2. Know Thy Concept. This is so fundamental that it is shocking that it could be an issue. But, it is truly amazing the number of business people who want to become new franchisors who have not really honed and perfected their business concept. To create a successful franchise system you need to be able to deliver consistent products and/or services to consumers and create a memorable enough experience that customers will associate your brand with a unique and positive experience. Still, many budding franchisors haven’t really identified what makes their concept unique, or why customers patronize the business, or how to consistently replicate the business from one unit to the next.
3. Do the Math. Every business should have a business plan. And, part of every business plan should be an analysis of how and when the business will start to make a profit. Once a company decides that they want to start franchising, they often think that they are already successful and that they already know all there is to know about their business — and they might. But, the day that they start franchising is the day that they start operating a completely new business. If that new business isn’t likely to make money, there’s no reason to start it. While there are a number of factors that can go into the break even analysis, at core, it is simply a question of “At what point will revenues exceed costs?” In franchising, this means determining how much each franchised outlet will add to the franchisor’s revenue stream and how many outlets the company will need to have operating to cover costs. Once that is determined, the company must take a hard look at whether the number of outlets is attainable with the capital available.
4. Don’t Out-kick Your Coverage. Business people want to succeed. Now. That is a worthwhile goal, but it is important to be realistic about your expansion plans. Too many franchisors want to be the next “Hot Concept” and be a national brand overnight. They often fail to recognize that aggressive expansion costs money and requires people to do site selection, training, marketing, sales, etc. If too many franchisees are brought in faster than the fracnhisor is capable of supporting, they all — franchisor included — risk failure. Rapid expansion isn’t a problem — if you properly plan for it.
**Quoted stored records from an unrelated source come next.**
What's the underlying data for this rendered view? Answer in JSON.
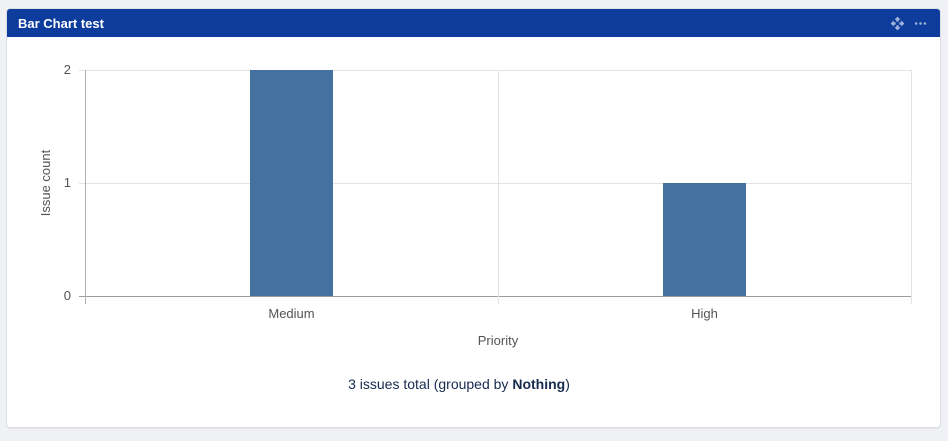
{
  "page": {
    "background_color": "#f0f1f4"
  },
  "gadget": {
    "header": {
      "title": "Bar Chart test",
      "bg_color": "#0d3c9d",
      "icons": [
        {
          "name": "move-icon"
        },
        {
          "name": "more-options-icon"
        }
      ]
    },
    "summary": {
      "prefix": "3 issues total (grouped by ",
      "bold": "Nothing",
      "suffix": ")"
    }
  },
  "chart_data": {
    "type": "bar",
    "title": "Bar Chart test",
    "categories": [
      "Medium",
      "High"
    ],
    "values": [
      2,
      1
    ],
    "xlabel": "Priority",
    "ylabel": "Issue count",
    "ylim": [
      0,
      2
    ],
    "yticks": [
      0,
      1,
      2
    ],
    "grid": true,
    "legend": false,
    "bar_color": "#44719F",
    "gridline_color": "#e4e4e4",
    "axis_line_color": "#9b9b9b"
  }
}
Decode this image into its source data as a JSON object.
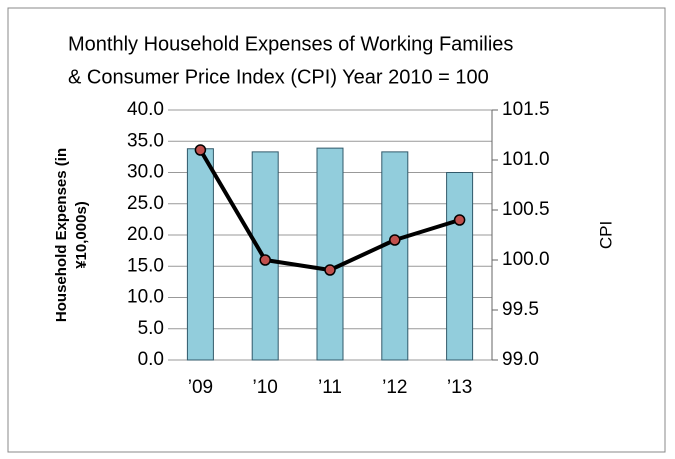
{
  "chart_data": {
    "type": "bar_line",
    "title": "Monthly Household Expenses of Working Families",
    "subtitle": "& Consumer Price Index (CPI)   Year 2010 = 100",
    "ylabel": "Household Expenses (in ¥10,000s)",
    "y2label": "CPI",
    "categories": [
      "’09",
      "’10",
      "’11",
      "’12",
      "’13"
    ],
    "series": [
      {
        "name": "Household Expenses",
        "type": "bar",
        "color": "#92cddc",
        "values": [
          33.8,
          33.3,
          33.9,
          33.3,
          30.0
        ]
      },
      {
        "name": "CPI",
        "type": "line",
        "axis": "y2",
        "color": "#000000",
        "values": [
          101.1,
          100.0,
          99.9,
          100.2,
          100.4
        ]
      }
    ],
    "ylim": [
      0,
      40
    ],
    "yticks": [
      {
        "value": 0,
        "label": "0.0"
      },
      {
        "value": 5,
        "label": "5.0"
      },
      {
        "value": 10,
        "label": "10.0"
      },
      {
        "value": 15,
        "label": "15.0"
      },
      {
        "value": 20,
        "label": "20.0"
      },
      {
        "value": 25,
        "label": "25.0"
      },
      {
        "value": 30,
        "label": "30.0"
      },
      {
        "value": 35,
        "label": "35.0"
      },
      {
        "value": 40,
        "label": "40.0"
      }
    ],
    "y2lim": [
      99,
      101.5
    ],
    "y2ticks": [
      {
        "value": 99,
        "label": "99.0"
      },
      {
        "value": 99.5,
        "label": "99.5"
      },
      {
        "value": 100,
        "label": "100.0"
      },
      {
        "value": 100.5,
        "label": "100.5"
      },
      {
        "value": 101,
        "label": "101.0"
      },
      {
        "value": 101.5,
        "label": "101.5"
      }
    ],
    "grid": true
  }
}
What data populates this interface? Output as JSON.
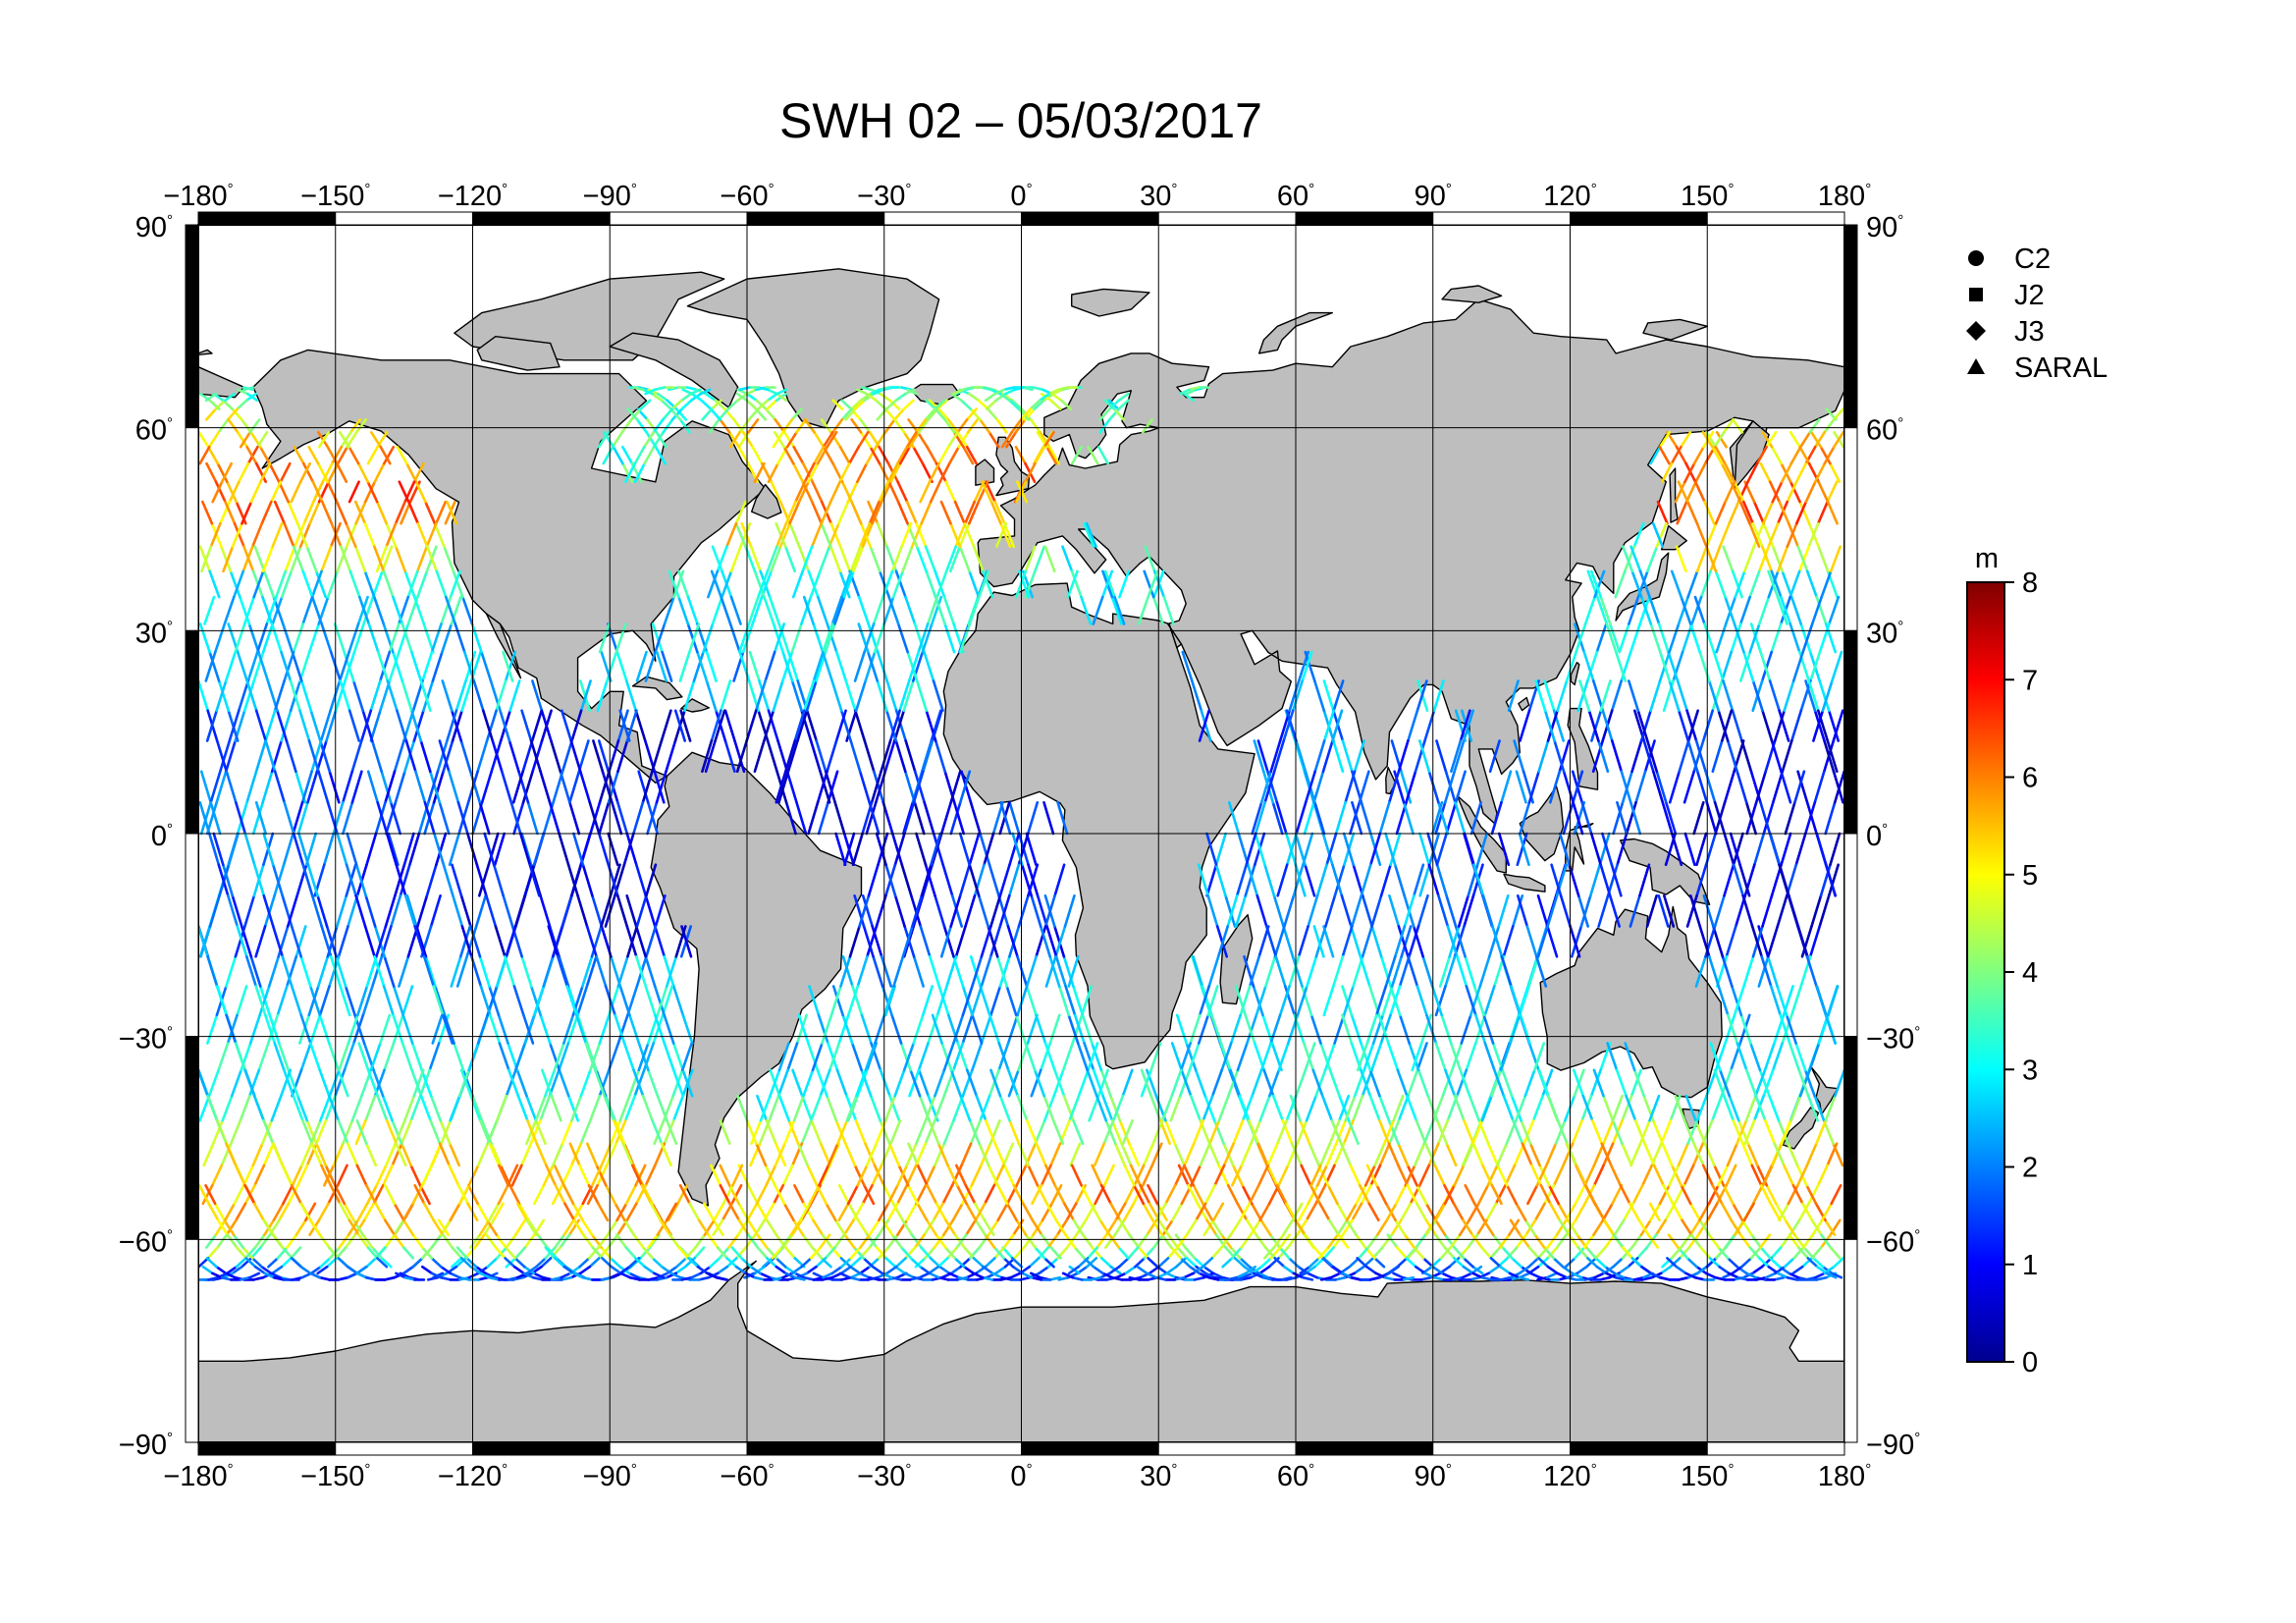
{
  "title": "SWH 02 – 05/03/2017",
  "chart_data": {
    "type": "map",
    "projection": "equirectangular",
    "title": "SWH 02 – 05/03/2017",
    "lon_range": [
      -180,
      180
    ],
    "lat_range": [
      -90,
      90
    ],
    "grid": true,
    "lon_ticks": [
      -180,
      -150,
      -120,
      -90,
      -60,
      -30,
      0,
      30,
      60,
      90,
      120,
      150,
      180
    ],
    "lon_tick_labels": [
      "−180",
      "−150",
      "−120",
      "−90",
      "−60",
      "−30",
      "0",
      "30",
      "60",
      "90",
      "120",
      "150",
      "180"
    ],
    "lat_ticks": [
      90,
      60,
      30,
      0,
      -30,
      -60,
      -90
    ],
    "lat_tick_labels": [
      "90",
      "60",
      "30",
      "0",
      "−30",
      "−60",
      "−90"
    ],
    "degree_symbol": "°",
    "colorbar": {
      "unit": "m",
      "min": 0,
      "max": 8,
      "ticks": [
        "0",
        "1",
        "2",
        "3",
        "4",
        "5",
        "6",
        "7",
        "8"
      ],
      "colormap": "jet"
    },
    "satellites_legend": [
      {
        "symbol": "circle",
        "label": "C2"
      },
      {
        "symbol": "square",
        "label": "J2"
      },
      {
        "symbol": "diamond",
        "label": "J3"
      },
      {
        "symbol": "triangle",
        "label": "SARAL"
      }
    ]
  },
  "colors": {
    "land": "#bebebe",
    "coast": "#000000",
    "grid": "#000000",
    "background": "#ffffff",
    "jet_stops": [
      "#00008f",
      "#0000ff",
      "#0080ff",
      "#00ffff",
      "#80ff80",
      "#ffff00",
      "#ff8000",
      "#ff0000",
      "#800000"
    ]
  }
}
5. Choose Your (First) Franchisees Wisely. It is usually hard to sell the first franchise. Because of that, franchisors are always eager to get the first prospect signed and into the system. Then, they figure, a flood of prospects will follow. Maybe. But, in their eagerness, they often end up accepting franchisees in the system that never should have been in it at all. It may be because the franchisee did not have sufficient assets to properly support the business, or they did not have the proper business acumen or personality. This is the most frequently violated New Franchisor Commandment. That is because it is so difficult to avoid. Franchisors often do not know who their ideal franchisee is until they have already seen a number of them fail. But, there are too many new franchisors who do not pay much attention to the prospect’s attributes beyond their ability to produce a check, a pulse and a mildly foggy mirror.